That's a bug bivy with a mesh top (from Marmot) beneath the tarp and not a tent (see below).

www.youtube.com/watch?v=i9E6koVov4A


----------



## stumpbumper (Dec 3, 2010)

rushman3 said:


> Great idea, thanks for the photos of your FS bike with a rear rack. I have been thinking about setting up my 29 HT for Bikepacking, but now maybe using my 2011 29er FS STJ, if I can fiqure out the rear rack system.


The rear rack on my full-suspension bike shown in the photo is available from Old Man Mountain. As far as I know, that's the only shop that offers front and rear racks for all makes and models of full-squishers (site quick link below). :thumbsup:

http://www.oldmanmountain.com/


----------



## stumpbumper (Dec 3, 2010)

Those who are interested in having a bikepacking forum added to MTBR and know how to communicate with the moderator might want to refer him/her to this recent posting on the North Carolina/South Carolina thread. :thumbsup:

http://forums.mtbr.com/showthread.php?t=704884


----------



## AZ (Apr 14, 2009)

A bump for a worthy goal.


----------



## wbmason55 (May 30, 2010)

AZ.MTNS said:


> A bump for a worthy goal.


Yes, still desired and not forgotten.


----------



## Okie81 (Apr 7, 2010)

Bump, any word on a new bikepacking forum?


----------



## jmmUT (Sep 15, 2008)

I just sent them an inquiry explaining the interest people have shown and asking about feasibility. In the mean time here's some stoke from a 80 mile route of pavement, gravel, and jeep roads I just did from Durango to Telluride, CO for the Bluegrass festival.

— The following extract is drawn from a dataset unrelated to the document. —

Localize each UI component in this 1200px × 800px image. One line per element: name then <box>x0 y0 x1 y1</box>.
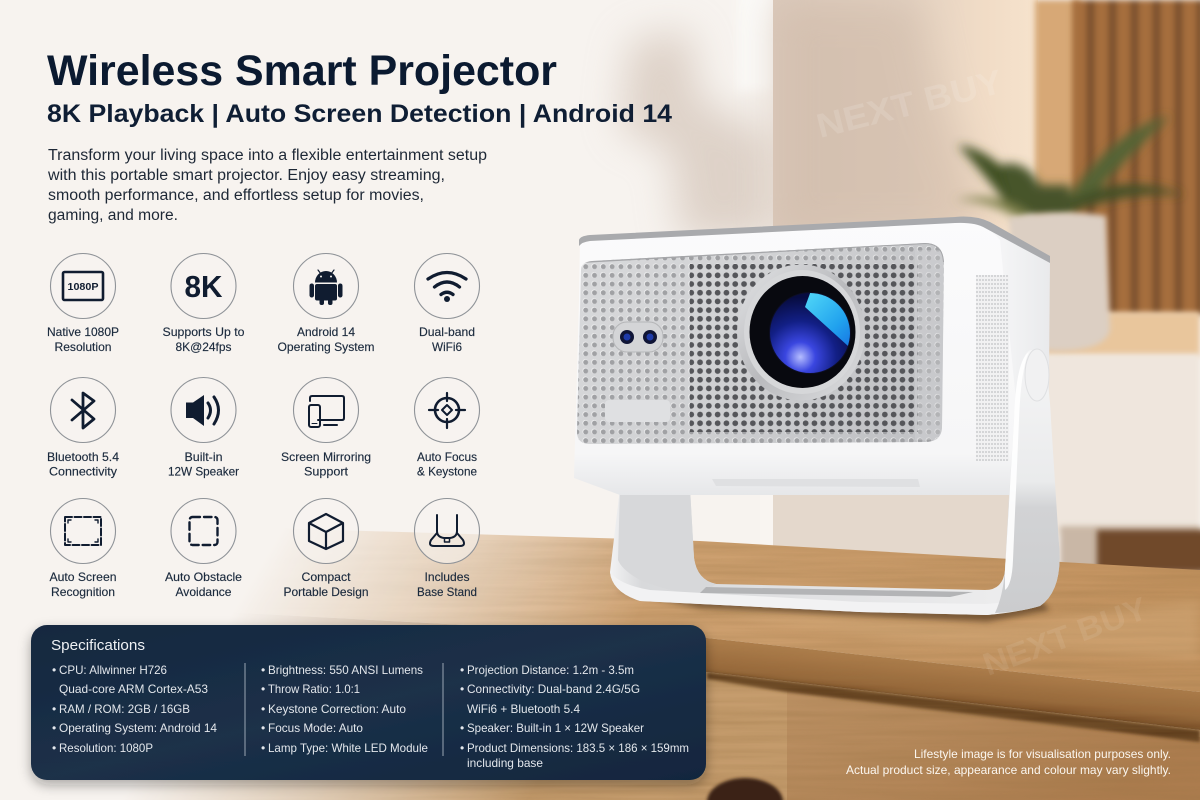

I did it singlespeed (32:22) and fully loaded (I wanted to be comfortable 5 days at the fest). Next time I'm using gears and bringing less stuff.


----------



## GittinSkinny (Jan 12, 2010)

+1 Bikepacking!!!!!!!!!


----------



## Oh-my-tush-a (Dec 7, 2010)

Awesome pictures of your route from Durango to Telluride. We are planning on bikepacking the Colorado Trail from Salida to Durango very soon. Any beta on snowpack and conditions in the San Juans along the CT would be great! Your pics look like the snow is melting fast!


----------



## jmmUT (Sep 15, 2008)

Oh-my-tush-a said:


> Awesome pictures of your route from Durango to Telluride. We are planning on bikepacking the Colorado Trail from Salida to Durango very soon. Any beta on snowpack and conditions in the San Juans along the CT would be great! Your pics look like the snow is melting fast!


Lower elevation of the CT Junction Creek, Dry Fork area are bone dry but it actually dropped four inches of wet snow just below timberline on June 19 and 20th! But it's been 90's in the lower elevations and 70's in the upper so the snow and mud is probably gone now. I saw people starting foot treks of the trail the other day so it's probably ok now


----------



## Jwiffle (Jan 26, 2004)

Voted yes, as my son and I have gotten into bikepacking recently. It is a lot of fun.


----------